Current owner Peter Marsden said the afternoon of January 31, when a builder called him to say they'd found remains in a lump of concrete, was "surreal" - not least of all because they'd been joking about it looking like a dead body for months beforehand.

"The foundations are being redone, and there was this big lump of concrete that wasn't part of the foundations," Marsden told Newshub.

"It was underneath the house, but it wasn't part of the building. There was a door that'd been Gibbed over - behind the Gib there was a door, then inside that room, there was this pile of concrete. 

"I shouldn't laugh about it, but we'd been joking about it being a dead body for a whole year before it was actually revealed to be a dead body. The first day we saw it we were like, 'Oh my God dude, that looks like a body'.

"We worked around it because it was such a heavy piece of concrete, we couldn't do anything with it - we'd literally been stepping over it, walking around it. Everyone who came over to the house said 'that looks like a body' and we were like 'we know'. Then it actually ended up being one."

After reporting the remains to police, detectives were on the property for three days and then had the house blessed two days after they left.

Marsden hasn't been told anything by police since then, and only found out the remains had been identified when he checked the news on Friday morning. He's pleased they've found out whose body it was, but gutted detectives haven't yet been able to work out how Hart ended up there.

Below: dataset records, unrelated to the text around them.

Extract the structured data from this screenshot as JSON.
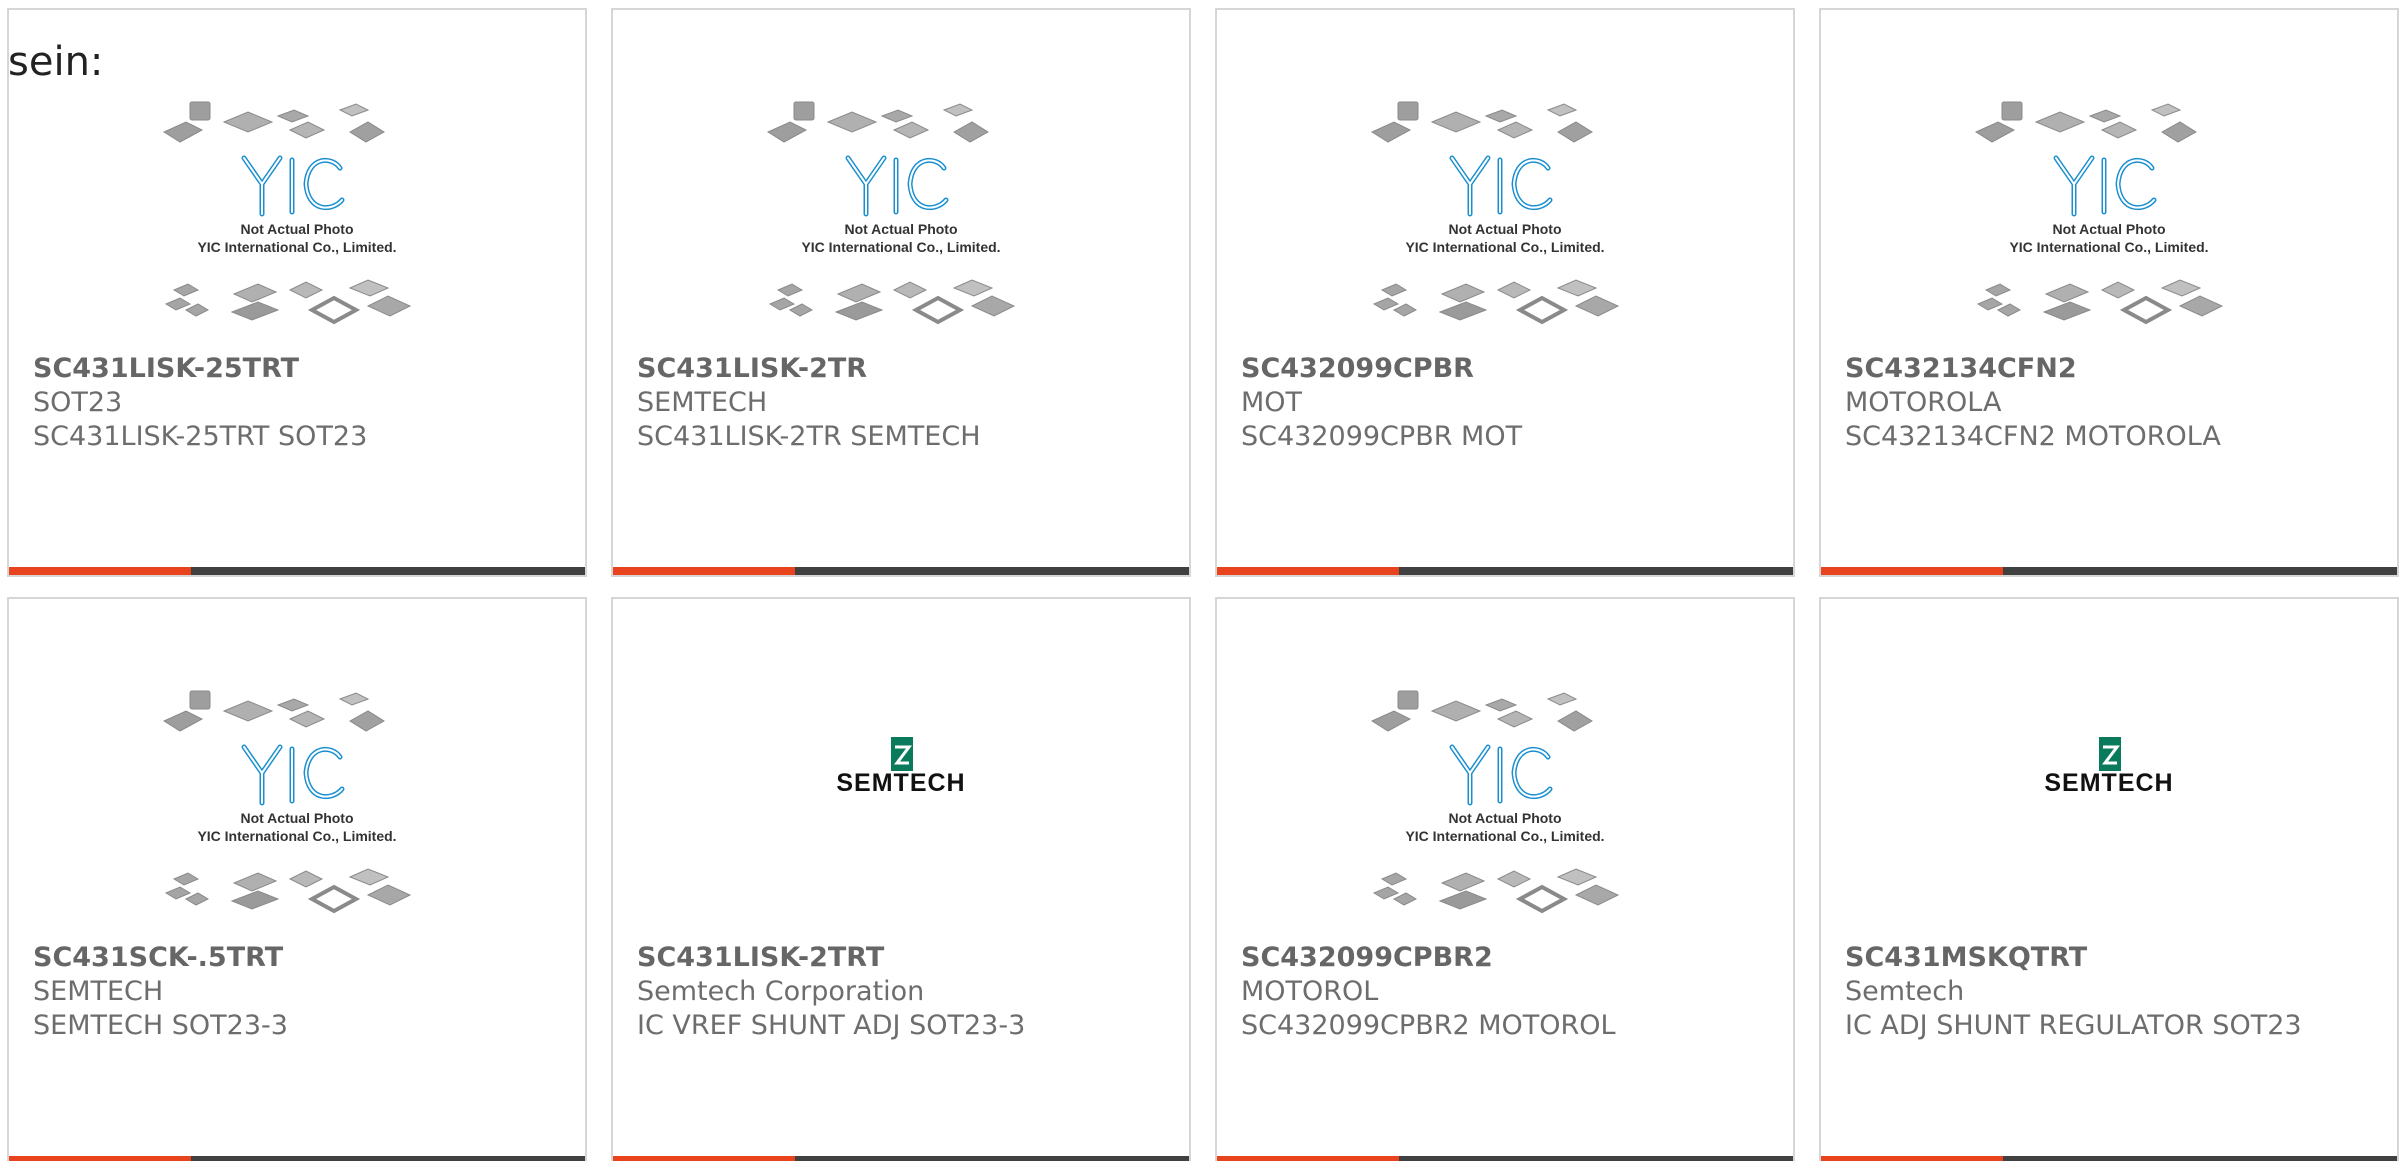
{
  "lead_text": "sein:",
  "colors": {
    "accent_bar": "#e8431c",
    "dark_bar": "#404040",
    "yic_logo": "#1a8fd0",
    "semtech_logo": "#0a7a5c",
    "text_muted": "#6d6d6d"
  },
  "placeholder": {
    "caption_line1": "Not Actual Photo",
    "caption_line2": "YIC International Co., Limited.",
    "logo_text": "YIC"
  },
  "semtech_logo_text": "SEMTECH",
  "products": [
    {
      "part_number": "SC431LISK-25TRT",
      "manufacturer": "SOT23",
      "description": "SC431LISK-25TRT SOT23",
      "image": "yic-placeholder"
    },
    {
      "part_number": "SC431LISK-2TR",
      "manufacturer": "SEMTECH",
      "description": "SC431LISK-2TR SEMTECH",
      "image": "yic-placeholder"
    },
    {
      "part_number": "SC432099CPBR",
      "manufacturer": "MOT",
      "description": "SC432099CPBR MOT",
      "image": "yic-placeholder"
    },
    {
      "part_number": "SC432134CFN2",
      "manufacturer": "MOTOROLA",
      "description": "SC432134CFN2 MOTOROLA",
      "image": "yic-placeholder"
    },
    {
      "part_number": "SC431SCK-.5TRT",
      "manufacturer": "SEMTECH",
      "description": "SEMTECH SOT23-3",
      "image": "yic-placeholder"
    },
    {
      "part_number": "SC431LISK-2TRT",
      "manufacturer": "Semtech Corporation",
      "description": "IC VREF SHUNT ADJ SOT23-3",
      "image": "semtech-logo"
    },
    {
      "part_number": "SC432099CPBR2",
      "manufacturer": "MOTOROL",
      "description": "SC432099CPBR2 MOTOROL",
      "image": "yic-placeholder"
    },
    {
      "part_number": "SC431MSKQTRT",
      "manufacturer": "Semtech",
      "description": "IC ADJ SHUNT REGULATOR SOT23",
      "image": "semtech-logo"
    }
  ]
}
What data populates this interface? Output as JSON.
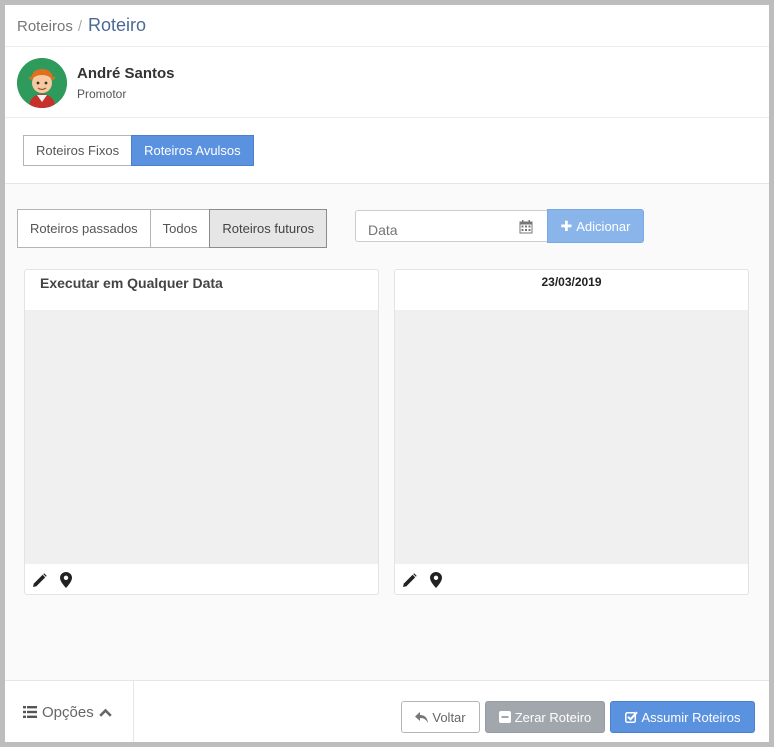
{
  "breadcrumb": {
    "root": "Roteiros",
    "separator": "/",
    "current": "Roteiro"
  },
  "user": {
    "name": "André Santos",
    "role": "Promotor"
  },
  "route_type_tabs": [
    {
      "label": "Roteiros Fixos",
      "active": false
    },
    {
      "label": "Roteiros Avulsos",
      "active": true
    }
  ],
  "period_filter": [
    {
      "label": "Roteiros passados",
      "active": false
    },
    {
      "label": "Todos",
      "active": false
    },
    {
      "label": "Roteiros futuros",
      "active": true
    }
  ],
  "date_input": {
    "placeholder": "Data",
    "icon": "calendar-icon"
  },
  "add_button": {
    "label": "Adicionar",
    "icon": "plus-icon"
  },
  "cards": [
    {
      "title": "Executar em Qualquer Data",
      "icons": [
        "pencil-icon",
        "map-pin-icon"
      ]
    },
    {
      "title": "23/03/2019",
      "icons": [
        "pencil-icon",
        "map-pin-icon"
      ]
    }
  ],
  "footer": {
    "options_label": "Opções",
    "back_label": "Voltar",
    "reset_label": "Zerar Roteiro",
    "assume_label": "Assumir Roteiros"
  },
  "colors": {
    "primary": "#5b92e0",
    "primary_light": "#8ab5ea",
    "disabled": "#a2a7ad",
    "avatar_bg": "#2e9b5c",
    "breadcrumb_current": "#4a6a96"
  }
}
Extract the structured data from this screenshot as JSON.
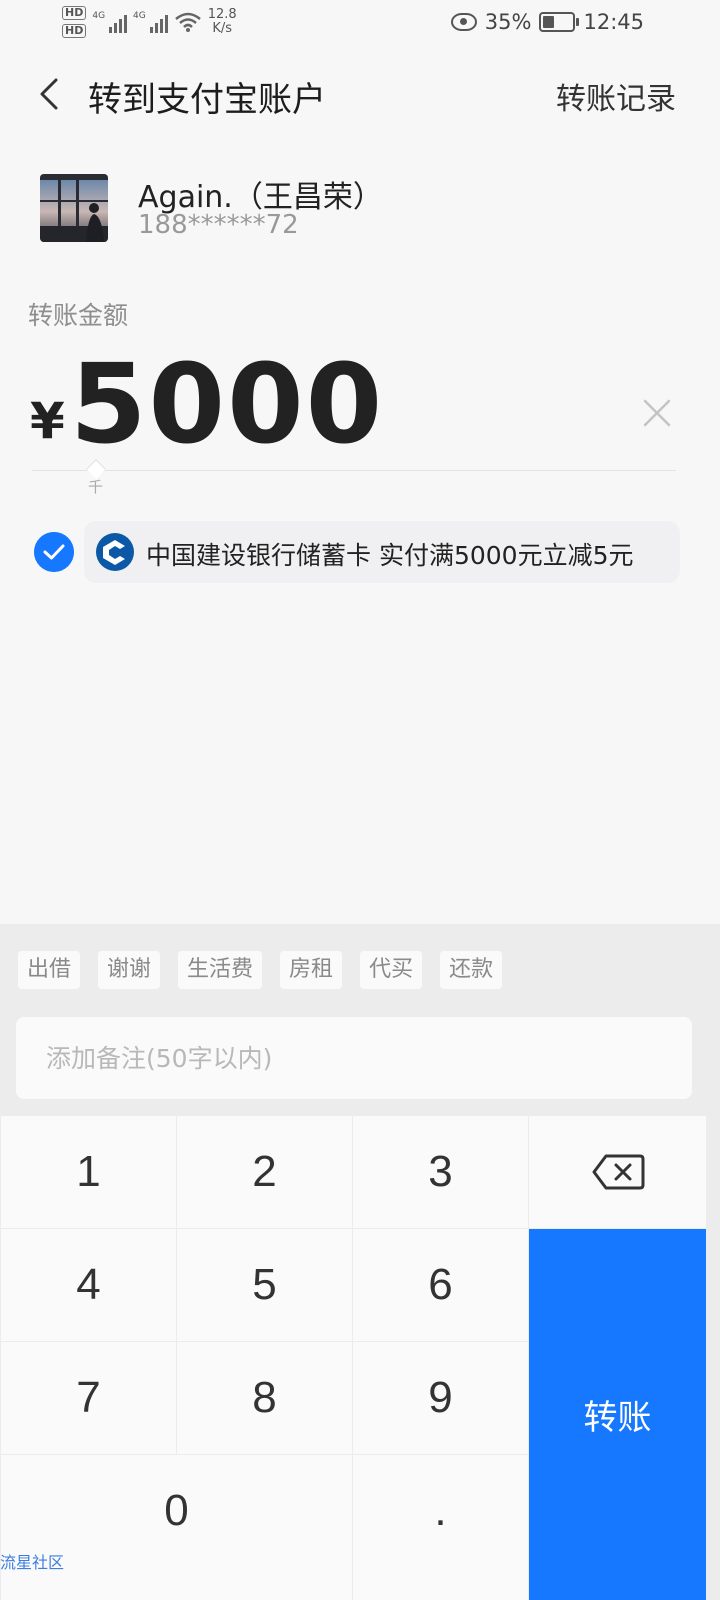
{
  "status_bar": {
    "hd1": "HD",
    "hd2": "HD",
    "signal1": "4G",
    "signal2": "4G",
    "net_speed_value": "12.8",
    "net_speed_unit": "K/s",
    "battery": "35%",
    "time": "12:45"
  },
  "header": {
    "title": "转到支付宝账户",
    "history_label": "转账记录"
  },
  "recipient": {
    "name": "Again.（王昌荣）",
    "phone": "188******72"
  },
  "amount": {
    "label": "转账金额",
    "currency": "¥",
    "value": "5000",
    "unit_hint": "千"
  },
  "payment": {
    "text": "中国建设银行储蓄卡 实付满5000元立减5元",
    "selected": true
  },
  "memo": {
    "chips": [
      "出借",
      "谢谢",
      "生活费",
      "房租",
      "代买",
      "还款"
    ],
    "placeholder": "添加备注(50字以内)",
    "value": ""
  },
  "keypad": {
    "digits": [
      "1",
      "2",
      "3",
      "4",
      "5",
      "6",
      "7",
      "8",
      "9",
      "0",
      "."
    ],
    "transfer_label": "转账"
  },
  "watermark": "流星社区",
  "colors": {
    "accent": "#1677ff",
    "background": "#f7f7f8",
    "panel": "#ececec"
  }
}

"It would just be nice to know how he wound up to be buried underneath his own house for such a long time. It's such an interesting mystery, but we don't get an answer yet," he said.

The death is currently being treated as suspicious, with police now speaking to a number of people that had previously resided at the property.

Marsden's unfazed by the prospect a homicide may have taken place on the property and is confident there are no other literal skeletons in the closet.

"Forensics have been through and made sure any human bone remains have been removed," he told Newshub.

"I double-checked that because we found some other bones and sent them to forensics and they were like, 'Nah these are dog bones'. I'm pretty confident there's nothing inside the house left."

Police are asking anyone who may have had contact with Hart from March 2004 or involved in the house until 2016 to phone them on their non-emergency number, 105.

Hart's family has been notified of his death.